The point about ROI can’t be lost. An AM machine, a production 3D printer of whatever type, is not a molding press or machine tool. To not see this is to hobble AM — plugging it into a role that conventional processes already perform and watching the effect on part cost. The problem is this: That ROI expectation is based on a set of assumptions about how manufacturing proceeds, and those assumptions have an expiration date. Cobra Moto thus views AM as part of overhead not production, because this is the way to value its readiness to launch new products quickly. And Eaton views AM as the mode of production for the aircraft designs that largely have not arrived yet, so it aims to master and qualify the capability today. This is the new phase, what manufacturers are increasingly seeing: not whether to commit to additive, but how to understand the commitment. Additive will not win according to the calculus of production today, but it is the capability that is going to be used on the other side of the transformation (or transformations) that break through the boundaries that define today’s calculus.

Ford has realized unattended production via additive manufacturing using an autonomous collaborative robot. Photo courtesy Ford Motor Company.

Ford and GKN also see this transformation coming — or teams of people within these companies see it. Those teams are working on how to get ready. Just as Eaton’s investment is qualification, for Ford, it is found in developing automation for additive. And for GKN, the investment is in pursuing a system-wide preparedness for short-lead-time additive production.

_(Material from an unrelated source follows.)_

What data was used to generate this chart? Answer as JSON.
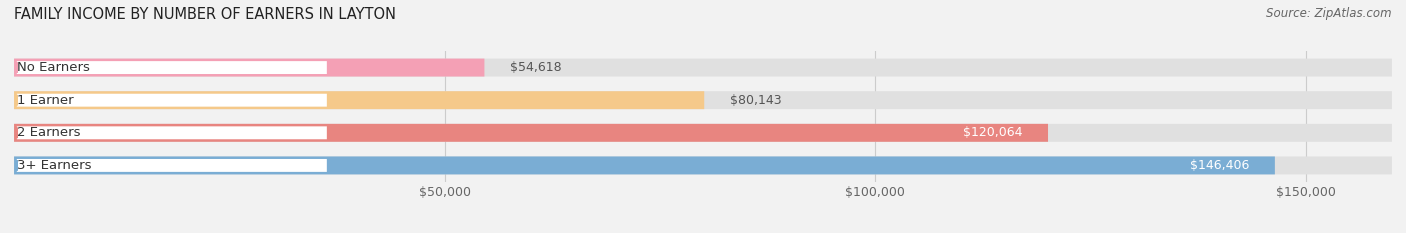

I said that teams of people see it. That point is significant. These teams work in large, successful organizations, and not everyone sees what’s ahead the same way. Indeed, not everyone wants to see it; we all want the way we know to be the way that defines the future, and those winning at ROI today have an interest in questioning or doubting the transformation. They deserve to be heard; they are winning today’s profits. But again, vitally: Today’s ROI is based on assumptions with an expiration date. How long until that date is unclear, and it differs for different producers. The transformation — not just pursuing and preparing for it, but also remaining true to the effort to do so — is the promise and the challenge facing companies advancing with additive today.